2. Copyright registration determinations cannot be made on aesthetic grounds. Original works of authorship that meet the legal and formal requirements of the Copyright Act are entitled to registration. irrespective of their artistic worth. Moreover, the present federal copyright law does not extend protection to the so-called “moral right” of an author to prevent the distortion or mutilation of the work, after transfer of the copyright.

Dated: June 11, 1987.
Ralph Oman,
Register of Copyrights.
Approved by:
Daniel I. Boorstin,
The Librarian of Congress.
[FR Doc. 87-14091 Filed 6-19-87: 8:45 am]


Readers may profit from studying the arguments so as to understand which aspects of the adding of color to pre-existing movies were specifically relevant to the decision to grant copyright copyright status to them—and which ones were not considered in and of themselves to not warrant protection.  In the event of yet another new twist on an old medium, these types of arguments might come under scrutiny again.  Those wanting to read the full text of the above Federal Register announcement should seek from a reputable source (online or from a librarian) the text matching citation 52 FR 23443-23446.

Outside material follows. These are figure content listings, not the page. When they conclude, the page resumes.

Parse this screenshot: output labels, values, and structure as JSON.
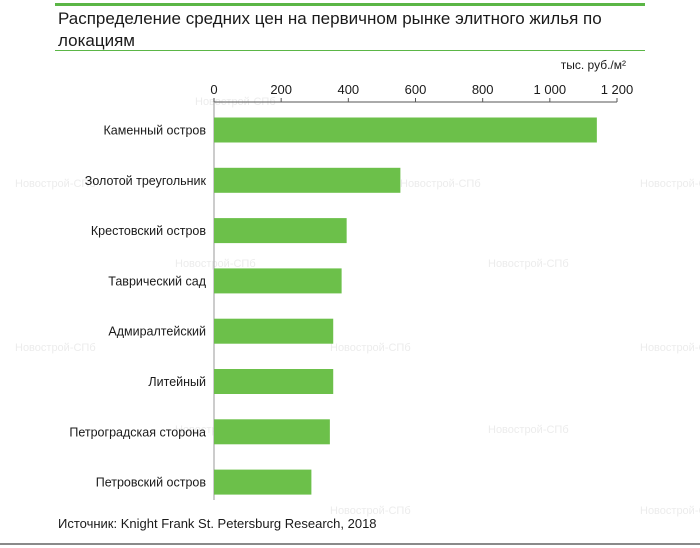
{
  "title": "Распределение средних цен на первичном рынке элитного жилья по локациям",
  "source": "Источник: Knight Frank St. Petersburg Research, 2018",
  "watermark": "Новострой-СПб",
  "colors": {
    "bar": "#6cc04a",
    "accent_rule": "#5bb646",
    "axis": "#555555"
  },
  "chart_data": {
    "type": "bar",
    "orientation": "horizontal",
    "unit_label": "тыс. руб./м²",
    "xlim": [
      0,
      1200
    ],
    "ticks": [
      0,
      200,
      400,
      600,
      800,
      1000,
      1200
    ],
    "tick_labels": [
      "0",
      "200",
      "400",
      "600",
      "800",
      "1 000",
      "1 200"
    ],
    "categories": [
      "Каменный остров",
      "Золотой треугольник",
      "Крестовский остров",
      "Таврический сад",
      "Адмиралтейский",
      "Литейный",
      "Петроградская сторона",
      "Петровский остров"
    ],
    "values": [
      1140,
      555,
      395,
      380,
      355,
      355,
      345,
      290
    ],
    "grid": false,
    "legend": "none"
  }
}
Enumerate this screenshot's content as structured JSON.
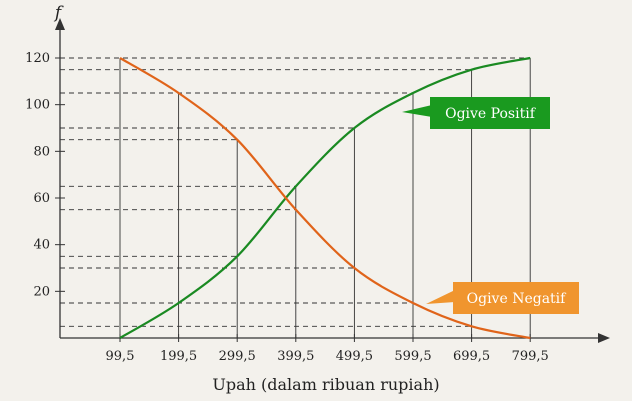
{
  "chart_data": {
    "type": "line",
    "title": "",
    "xlabel": "Upah (dalam ribuan rupiah)",
    "ylabel": "f",
    "x": [
      99.5,
      199.5,
      299.5,
      399.5,
      499.5,
      599.5,
      699.5,
      799.5
    ],
    "x_tick_labels": [
      "99,5",
      "199,5",
      "299,5",
      "399,5",
      "499,5",
      "599,5",
      "699,5",
      "799,5"
    ],
    "y_ticks": [
      20,
      40,
      60,
      80,
      100,
      120
    ],
    "ylim": [
      0,
      120
    ],
    "series": [
      {
        "name": "Ogive Positif",
        "color": "#1a8a22",
        "values": [
          0,
          15,
          35,
          65,
          90,
          105,
          115,
          120
        ]
      },
      {
        "name": "Ogive Negatif",
        "color": "#e0641a",
        "values": [
          120,
          105,
          85,
          55,
          30,
          15,
          5,
          0
        ]
      }
    ],
    "grid": "dashed horizontal guides at curve values, solid vertical lines at class boundaries",
    "callouts": [
      {
        "series": "Ogive Positif",
        "label": "Ogive Positif",
        "color": "#1a9a1f"
      },
      {
        "series": "Ogive Negatif",
        "label": "Ogive Negatif",
        "color": "#f0952e"
      }
    ]
  }
}
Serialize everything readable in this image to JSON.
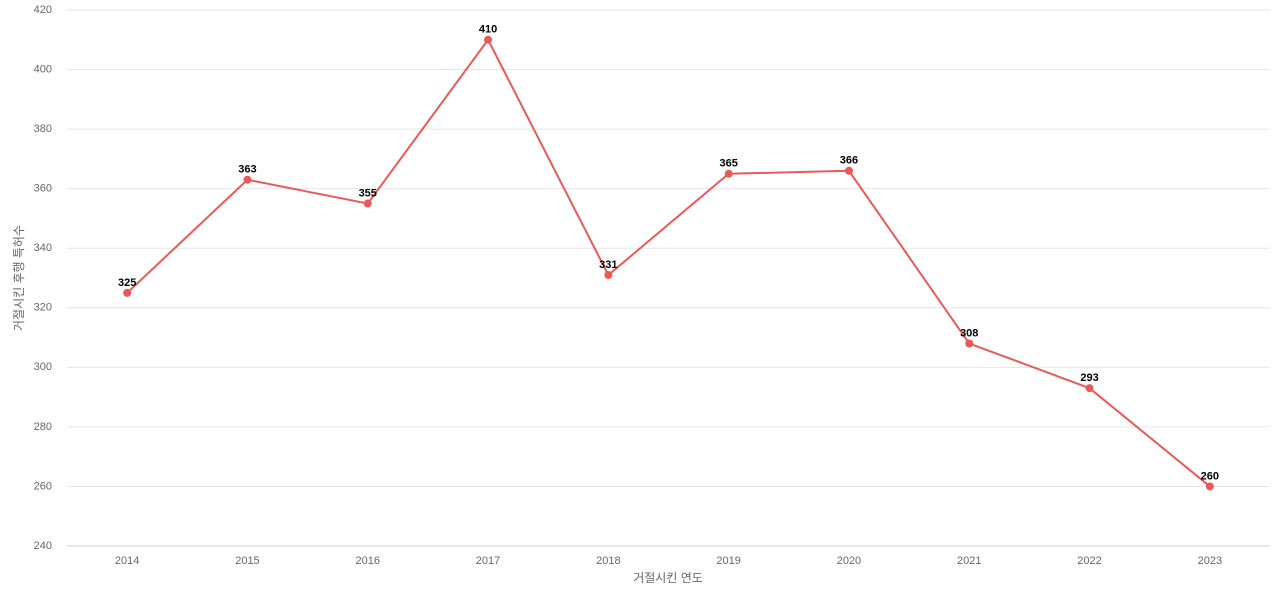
{
  "chart_data": {
    "type": "line",
    "x_label": "거절시킨 연도",
    "y_label": "거절시킨 후행 특허수",
    "categories": [
      "2014",
      "2015",
      "2016",
      "2017",
      "2018",
      "2019",
      "2020",
      "2021",
      "2022",
      "2023"
    ],
    "series": [
      {
        "name": "거절시킨 후행 특허수",
        "color": "#e85a5a",
        "values": [
          325,
          363,
          355,
          410,
          331,
          365,
          366,
          308,
          293,
          260
        ]
      }
    ],
    "ylim": [
      240,
      420
    ],
    "yticks": [
      240,
      260,
      280,
      300,
      320,
      340,
      360,
      380,
      400,
      420
    ],
    "grid": true
  }
}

Incidentally, computer-colored movies and television programs proved after a time not to draw substantially larger new audiences to older entertainment.  The use of the practice came to be confined to a small number of specialized or enduringly-popular titles.  Rob Word of Hal Roach Studios stated at a 1987 Senate Hearing, “We would not be doing this if we did not feel that we could at least get our money back through colorizing the film.  But besides that, we are taking a film that nobody really cared about, preserving it, giving it lasting value and making it available to the public in both black and white and color.”  (Reported in 53 FR 29889)  It didn’t work out that way.